Lisa Govreau won the prize for being the singer who raised the most money for Manna, due in large part to members of her church, the Unitarian Universalist Fellowship of Durango, who turned out en masse to support her.
While the theater wasn’t completely sold out, the crowd was enthusiastic and supportive. People could “vote” for their favorites by making donations to the soup kitchen in their honor, and that voting brought in almost $2,000, Manna Executive Director Kathy Tonnessen said.
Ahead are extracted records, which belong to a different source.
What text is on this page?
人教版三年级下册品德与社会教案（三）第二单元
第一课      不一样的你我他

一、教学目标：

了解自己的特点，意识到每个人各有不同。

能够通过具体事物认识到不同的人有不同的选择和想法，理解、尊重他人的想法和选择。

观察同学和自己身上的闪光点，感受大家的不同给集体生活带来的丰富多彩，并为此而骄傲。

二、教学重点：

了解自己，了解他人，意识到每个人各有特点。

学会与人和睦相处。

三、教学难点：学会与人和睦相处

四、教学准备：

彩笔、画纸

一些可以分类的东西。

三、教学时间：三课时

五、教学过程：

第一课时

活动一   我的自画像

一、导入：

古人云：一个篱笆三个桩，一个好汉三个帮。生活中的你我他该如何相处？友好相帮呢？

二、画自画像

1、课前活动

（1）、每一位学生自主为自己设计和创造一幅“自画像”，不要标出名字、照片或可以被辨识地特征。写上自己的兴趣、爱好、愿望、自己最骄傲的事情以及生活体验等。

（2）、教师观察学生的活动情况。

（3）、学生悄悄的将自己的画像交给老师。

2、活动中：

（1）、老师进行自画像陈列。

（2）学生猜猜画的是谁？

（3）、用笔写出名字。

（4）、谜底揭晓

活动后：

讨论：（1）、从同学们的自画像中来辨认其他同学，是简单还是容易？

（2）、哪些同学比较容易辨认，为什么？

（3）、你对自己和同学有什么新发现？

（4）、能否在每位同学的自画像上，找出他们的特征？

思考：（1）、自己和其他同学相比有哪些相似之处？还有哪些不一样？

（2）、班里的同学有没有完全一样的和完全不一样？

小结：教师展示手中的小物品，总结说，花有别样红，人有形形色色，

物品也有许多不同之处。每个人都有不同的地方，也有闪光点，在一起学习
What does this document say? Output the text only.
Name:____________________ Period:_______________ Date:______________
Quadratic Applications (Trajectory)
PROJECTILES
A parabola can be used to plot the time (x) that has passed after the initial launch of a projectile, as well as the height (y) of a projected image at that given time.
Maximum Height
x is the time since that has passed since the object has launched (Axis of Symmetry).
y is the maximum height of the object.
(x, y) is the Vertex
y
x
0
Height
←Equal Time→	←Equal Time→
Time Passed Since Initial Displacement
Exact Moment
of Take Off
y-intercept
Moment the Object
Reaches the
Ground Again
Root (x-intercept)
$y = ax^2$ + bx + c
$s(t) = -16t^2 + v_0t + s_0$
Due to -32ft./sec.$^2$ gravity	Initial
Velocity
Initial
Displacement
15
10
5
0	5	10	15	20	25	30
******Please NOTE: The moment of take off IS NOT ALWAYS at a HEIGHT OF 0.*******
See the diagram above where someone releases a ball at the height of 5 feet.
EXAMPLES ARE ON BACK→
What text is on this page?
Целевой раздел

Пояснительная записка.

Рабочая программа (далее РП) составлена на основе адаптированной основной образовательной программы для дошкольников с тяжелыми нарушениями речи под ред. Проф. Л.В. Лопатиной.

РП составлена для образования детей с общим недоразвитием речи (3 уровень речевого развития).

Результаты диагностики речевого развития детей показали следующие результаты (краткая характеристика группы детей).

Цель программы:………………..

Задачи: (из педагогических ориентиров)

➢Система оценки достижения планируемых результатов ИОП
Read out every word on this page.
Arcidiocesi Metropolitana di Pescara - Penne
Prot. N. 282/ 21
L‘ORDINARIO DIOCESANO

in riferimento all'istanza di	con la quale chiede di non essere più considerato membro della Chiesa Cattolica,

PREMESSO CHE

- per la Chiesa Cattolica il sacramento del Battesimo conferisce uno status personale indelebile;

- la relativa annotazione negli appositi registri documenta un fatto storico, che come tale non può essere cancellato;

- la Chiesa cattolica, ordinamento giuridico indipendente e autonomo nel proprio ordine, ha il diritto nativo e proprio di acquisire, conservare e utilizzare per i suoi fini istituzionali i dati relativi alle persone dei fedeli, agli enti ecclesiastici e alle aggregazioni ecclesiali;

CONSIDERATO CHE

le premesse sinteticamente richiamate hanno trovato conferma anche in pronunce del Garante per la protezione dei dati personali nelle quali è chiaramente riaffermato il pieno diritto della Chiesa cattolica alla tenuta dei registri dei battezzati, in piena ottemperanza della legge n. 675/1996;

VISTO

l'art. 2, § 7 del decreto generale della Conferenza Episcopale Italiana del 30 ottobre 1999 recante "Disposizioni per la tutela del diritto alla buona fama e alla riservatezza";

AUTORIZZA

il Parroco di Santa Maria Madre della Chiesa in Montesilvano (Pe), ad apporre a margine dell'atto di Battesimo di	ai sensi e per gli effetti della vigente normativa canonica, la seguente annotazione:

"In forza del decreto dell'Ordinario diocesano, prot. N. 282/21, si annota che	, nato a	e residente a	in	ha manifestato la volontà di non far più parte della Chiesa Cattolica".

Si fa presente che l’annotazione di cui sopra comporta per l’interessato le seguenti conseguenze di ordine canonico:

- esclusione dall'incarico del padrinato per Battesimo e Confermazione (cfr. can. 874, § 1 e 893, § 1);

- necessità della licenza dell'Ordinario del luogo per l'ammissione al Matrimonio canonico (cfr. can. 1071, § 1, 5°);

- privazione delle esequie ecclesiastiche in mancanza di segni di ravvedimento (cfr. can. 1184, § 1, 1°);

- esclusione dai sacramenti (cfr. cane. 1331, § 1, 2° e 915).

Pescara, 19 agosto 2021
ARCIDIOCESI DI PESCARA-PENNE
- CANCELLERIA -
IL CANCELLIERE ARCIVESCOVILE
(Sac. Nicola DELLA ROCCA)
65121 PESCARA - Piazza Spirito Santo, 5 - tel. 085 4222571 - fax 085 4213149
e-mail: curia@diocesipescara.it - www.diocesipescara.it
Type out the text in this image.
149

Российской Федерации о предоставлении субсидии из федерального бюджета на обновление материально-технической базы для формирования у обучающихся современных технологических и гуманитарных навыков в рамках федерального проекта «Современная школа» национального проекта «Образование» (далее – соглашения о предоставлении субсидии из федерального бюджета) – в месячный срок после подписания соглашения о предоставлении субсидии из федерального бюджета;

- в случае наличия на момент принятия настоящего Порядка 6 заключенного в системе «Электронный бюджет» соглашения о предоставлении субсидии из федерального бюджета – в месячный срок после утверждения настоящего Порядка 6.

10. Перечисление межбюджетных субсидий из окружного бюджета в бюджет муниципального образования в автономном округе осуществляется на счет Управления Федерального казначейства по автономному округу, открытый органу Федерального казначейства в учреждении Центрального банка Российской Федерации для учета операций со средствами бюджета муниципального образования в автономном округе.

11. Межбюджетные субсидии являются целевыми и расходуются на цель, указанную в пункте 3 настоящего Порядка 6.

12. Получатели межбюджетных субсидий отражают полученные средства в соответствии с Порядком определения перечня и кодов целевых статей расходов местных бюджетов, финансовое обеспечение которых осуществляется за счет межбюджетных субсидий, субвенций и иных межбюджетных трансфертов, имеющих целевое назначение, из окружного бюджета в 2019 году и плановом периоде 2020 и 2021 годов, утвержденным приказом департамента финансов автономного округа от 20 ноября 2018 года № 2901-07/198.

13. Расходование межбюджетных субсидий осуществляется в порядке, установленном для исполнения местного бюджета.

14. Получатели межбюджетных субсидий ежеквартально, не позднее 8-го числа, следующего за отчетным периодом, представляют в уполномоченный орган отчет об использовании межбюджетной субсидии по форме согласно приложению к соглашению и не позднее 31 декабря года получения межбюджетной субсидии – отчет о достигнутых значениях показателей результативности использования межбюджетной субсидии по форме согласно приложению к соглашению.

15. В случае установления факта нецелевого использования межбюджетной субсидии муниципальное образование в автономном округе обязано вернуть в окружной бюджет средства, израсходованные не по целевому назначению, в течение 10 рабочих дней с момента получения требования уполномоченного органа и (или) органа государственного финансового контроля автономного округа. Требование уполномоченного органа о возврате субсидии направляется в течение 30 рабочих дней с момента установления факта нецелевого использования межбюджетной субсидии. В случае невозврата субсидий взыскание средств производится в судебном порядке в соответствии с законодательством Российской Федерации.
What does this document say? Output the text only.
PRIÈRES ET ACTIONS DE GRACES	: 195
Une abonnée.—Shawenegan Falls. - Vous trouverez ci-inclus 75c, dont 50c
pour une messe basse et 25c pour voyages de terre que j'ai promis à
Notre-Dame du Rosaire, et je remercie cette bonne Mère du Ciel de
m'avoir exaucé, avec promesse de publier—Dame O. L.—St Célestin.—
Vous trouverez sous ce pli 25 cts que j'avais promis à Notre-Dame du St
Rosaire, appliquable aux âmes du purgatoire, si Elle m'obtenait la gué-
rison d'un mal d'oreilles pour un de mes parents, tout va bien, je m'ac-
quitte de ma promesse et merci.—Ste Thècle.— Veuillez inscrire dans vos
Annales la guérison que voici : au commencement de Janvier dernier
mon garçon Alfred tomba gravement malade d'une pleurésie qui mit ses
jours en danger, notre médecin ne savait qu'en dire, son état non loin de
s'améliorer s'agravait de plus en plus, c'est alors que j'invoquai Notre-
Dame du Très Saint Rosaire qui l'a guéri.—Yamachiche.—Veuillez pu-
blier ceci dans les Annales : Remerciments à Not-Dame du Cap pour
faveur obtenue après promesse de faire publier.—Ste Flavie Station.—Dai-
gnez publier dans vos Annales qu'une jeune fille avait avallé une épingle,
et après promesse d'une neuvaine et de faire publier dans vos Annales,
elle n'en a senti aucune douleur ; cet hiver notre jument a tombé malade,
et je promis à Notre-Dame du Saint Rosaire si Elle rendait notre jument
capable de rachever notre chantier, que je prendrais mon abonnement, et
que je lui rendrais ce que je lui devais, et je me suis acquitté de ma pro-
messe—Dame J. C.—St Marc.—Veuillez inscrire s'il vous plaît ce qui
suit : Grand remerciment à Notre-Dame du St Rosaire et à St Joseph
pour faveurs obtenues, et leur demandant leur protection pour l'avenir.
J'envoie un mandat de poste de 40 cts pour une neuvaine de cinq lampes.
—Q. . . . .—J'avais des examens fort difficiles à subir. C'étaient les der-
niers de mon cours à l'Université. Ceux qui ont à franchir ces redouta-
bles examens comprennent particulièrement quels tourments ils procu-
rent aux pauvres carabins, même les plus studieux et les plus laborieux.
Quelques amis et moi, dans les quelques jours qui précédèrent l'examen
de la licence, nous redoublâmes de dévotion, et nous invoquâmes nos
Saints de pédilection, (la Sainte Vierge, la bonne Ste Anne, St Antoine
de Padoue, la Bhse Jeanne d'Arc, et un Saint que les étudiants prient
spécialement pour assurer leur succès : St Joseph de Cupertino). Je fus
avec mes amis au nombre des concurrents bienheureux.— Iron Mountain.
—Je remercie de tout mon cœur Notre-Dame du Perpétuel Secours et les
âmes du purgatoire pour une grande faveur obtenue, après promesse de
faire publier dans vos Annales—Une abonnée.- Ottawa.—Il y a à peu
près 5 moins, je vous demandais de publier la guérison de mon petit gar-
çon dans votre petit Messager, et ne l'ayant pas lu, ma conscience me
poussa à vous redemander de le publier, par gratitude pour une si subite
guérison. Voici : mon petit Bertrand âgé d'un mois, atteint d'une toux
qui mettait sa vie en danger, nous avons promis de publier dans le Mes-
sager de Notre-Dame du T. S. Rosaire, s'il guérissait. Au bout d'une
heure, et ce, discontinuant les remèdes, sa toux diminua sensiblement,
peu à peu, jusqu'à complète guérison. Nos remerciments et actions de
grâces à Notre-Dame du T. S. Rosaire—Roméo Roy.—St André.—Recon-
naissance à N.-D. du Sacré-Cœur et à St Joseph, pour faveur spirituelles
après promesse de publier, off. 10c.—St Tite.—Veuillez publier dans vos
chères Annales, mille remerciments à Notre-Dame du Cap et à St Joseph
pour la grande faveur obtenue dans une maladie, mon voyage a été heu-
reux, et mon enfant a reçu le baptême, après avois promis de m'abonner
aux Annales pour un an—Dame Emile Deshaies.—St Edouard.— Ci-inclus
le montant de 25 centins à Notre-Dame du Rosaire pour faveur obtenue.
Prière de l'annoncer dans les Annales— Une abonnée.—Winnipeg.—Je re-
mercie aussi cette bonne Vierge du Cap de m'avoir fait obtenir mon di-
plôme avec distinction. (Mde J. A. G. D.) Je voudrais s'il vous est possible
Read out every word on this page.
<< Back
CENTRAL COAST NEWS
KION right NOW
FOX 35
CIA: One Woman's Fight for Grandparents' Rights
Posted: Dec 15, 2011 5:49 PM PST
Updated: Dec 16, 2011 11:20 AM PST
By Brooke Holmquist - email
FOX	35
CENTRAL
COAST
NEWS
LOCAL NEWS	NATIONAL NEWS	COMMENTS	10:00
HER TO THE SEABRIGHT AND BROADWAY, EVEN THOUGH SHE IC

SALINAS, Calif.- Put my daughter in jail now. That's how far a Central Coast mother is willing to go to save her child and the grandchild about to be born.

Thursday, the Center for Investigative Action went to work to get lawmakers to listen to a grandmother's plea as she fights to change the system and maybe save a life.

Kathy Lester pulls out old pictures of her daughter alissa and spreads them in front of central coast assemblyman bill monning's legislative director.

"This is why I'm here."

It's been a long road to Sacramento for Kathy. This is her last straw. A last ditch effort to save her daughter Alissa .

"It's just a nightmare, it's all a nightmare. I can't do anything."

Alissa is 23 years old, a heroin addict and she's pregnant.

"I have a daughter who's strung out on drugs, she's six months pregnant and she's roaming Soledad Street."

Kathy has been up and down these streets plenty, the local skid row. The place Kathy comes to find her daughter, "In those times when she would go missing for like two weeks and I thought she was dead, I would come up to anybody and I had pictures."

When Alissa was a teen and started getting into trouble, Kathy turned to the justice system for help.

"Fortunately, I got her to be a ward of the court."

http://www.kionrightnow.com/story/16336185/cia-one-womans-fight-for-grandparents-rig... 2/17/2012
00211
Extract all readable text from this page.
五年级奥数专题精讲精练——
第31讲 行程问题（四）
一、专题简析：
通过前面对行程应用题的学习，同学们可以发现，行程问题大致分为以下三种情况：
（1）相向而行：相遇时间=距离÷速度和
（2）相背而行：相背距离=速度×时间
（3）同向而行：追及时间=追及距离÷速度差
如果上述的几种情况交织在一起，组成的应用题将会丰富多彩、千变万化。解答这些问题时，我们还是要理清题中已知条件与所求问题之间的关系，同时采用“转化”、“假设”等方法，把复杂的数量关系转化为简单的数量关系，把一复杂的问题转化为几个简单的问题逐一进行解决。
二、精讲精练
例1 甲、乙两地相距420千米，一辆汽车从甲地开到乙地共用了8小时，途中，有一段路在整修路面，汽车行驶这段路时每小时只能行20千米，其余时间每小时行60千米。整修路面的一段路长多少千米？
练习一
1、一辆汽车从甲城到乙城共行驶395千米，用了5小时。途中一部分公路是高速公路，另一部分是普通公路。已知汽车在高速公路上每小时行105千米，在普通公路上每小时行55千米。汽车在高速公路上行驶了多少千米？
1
Kudos go to organizer Malia Durbano and the massive group it took to pull this off. Among her volunteers were Mike Carney, Sally Zabriskie, Curtis Salinger, Susan Service, Kara Smith, Kaleigh Nau, Kim Randazzo, Liz Stellrecht and Jason Cloudt, along with several more, I’m sure.
HHHTulips are celebrating these couples’ anniversaries with colors – George and Melodie San Miguel, Michael and Linda Buehler, Eileen and Jim Zick, Bill and Marianne Griffin and Ron Risner and Judy Simmons.